Some quotes from an article in the Investor's Business Daily, on commission member, Peter Wallison, former Reagan Treasury official.
Wallison doesn't blame unscrupulous mortgage brokers. Or greedy investment bankers. Or incompetent rating agencies. Or foolish investors. Or whiz-kid investors of complex derivatives.Wonder why uber-non-partisan-above-reproach James Baker isn't on the panel. s/off
Instead, he blames Washington for encouraging all of them to do what they did. Government policy, he says, manipulated "the credit system to force more lending in support of affordable housing."
This crisis wasn't a failure of capitalism, Wallison argues. It was a failure of government.
An early critic of the Community Reinvestment Act, a banking rule that socializes mortgages, Wallison argues too much regulation caused the mortgage meltdown.
As we've detailed on these pages, President Clinton strengthened the CRA (by requiring, for the first time, numerical quotas for affirmative lending) and used it to pressure banks into making risky loans and to adopt "flexible" lending standards.
The same pressure was brought to bear on Fannie and Freddie. Those agencies adapted their underwriting standards so they could accept the loans made under the CRA and other loans that did not conform to what had been considered sound lending practices.
Outrageously, Clinton's HUD required Fannie and Freddie to underwrite fully half of their mortgages for lower-income, higher-risk borrowers — a quota that remained in effect several years into the Bush administration.
"The crisis has its roots in the U.S. government's efforts to increase homeownership, especially among minority and other underserved or low-income groups," Wallison concludes.
Americans deserve an honest airing of government's role in the mess.
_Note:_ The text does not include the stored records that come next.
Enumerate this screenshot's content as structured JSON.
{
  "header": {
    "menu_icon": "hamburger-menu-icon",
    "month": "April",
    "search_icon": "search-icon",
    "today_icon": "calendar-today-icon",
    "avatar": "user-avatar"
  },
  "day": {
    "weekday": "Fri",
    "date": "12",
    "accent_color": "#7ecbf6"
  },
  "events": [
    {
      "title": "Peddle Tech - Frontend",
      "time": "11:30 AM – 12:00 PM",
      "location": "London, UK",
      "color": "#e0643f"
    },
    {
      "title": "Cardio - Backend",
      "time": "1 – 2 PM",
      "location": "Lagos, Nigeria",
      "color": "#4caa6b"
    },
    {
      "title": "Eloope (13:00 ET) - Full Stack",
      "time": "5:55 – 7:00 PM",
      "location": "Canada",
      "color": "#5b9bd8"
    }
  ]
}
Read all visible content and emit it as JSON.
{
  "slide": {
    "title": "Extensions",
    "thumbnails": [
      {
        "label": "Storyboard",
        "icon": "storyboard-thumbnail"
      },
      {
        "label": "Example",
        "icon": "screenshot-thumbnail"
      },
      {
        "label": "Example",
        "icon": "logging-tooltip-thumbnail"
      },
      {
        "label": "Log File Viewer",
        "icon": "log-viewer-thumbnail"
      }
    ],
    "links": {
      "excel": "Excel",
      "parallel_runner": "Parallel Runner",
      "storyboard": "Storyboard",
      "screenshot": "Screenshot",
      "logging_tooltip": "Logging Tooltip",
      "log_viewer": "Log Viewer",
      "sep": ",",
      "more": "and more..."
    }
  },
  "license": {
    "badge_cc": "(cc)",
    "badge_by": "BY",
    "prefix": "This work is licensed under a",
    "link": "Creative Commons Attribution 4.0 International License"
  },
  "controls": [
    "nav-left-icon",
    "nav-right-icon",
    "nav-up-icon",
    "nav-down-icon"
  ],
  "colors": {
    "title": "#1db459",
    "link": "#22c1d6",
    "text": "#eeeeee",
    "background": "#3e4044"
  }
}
But don't expect the commission, which will hold hearings and release a report next year, to give Wallison (who's already being demonized by liberal bloggers as the "backer of the CRA myth") much running room.
The panel is top-heavy with Democrats, and Chairman Phil Angelides is a big fan of the CRA. Tragically, they're modeling the panel after the Pecora Commission, created in the wake of the Great Depression to highlight Wall Street excesses and justify major new banking regulations.
If this 9/11-type commission were truly independent, its first recommendation would be reforming U.S. housing policy, starting with the onerous CRA, before we court another disaster in the name of "affordable housing."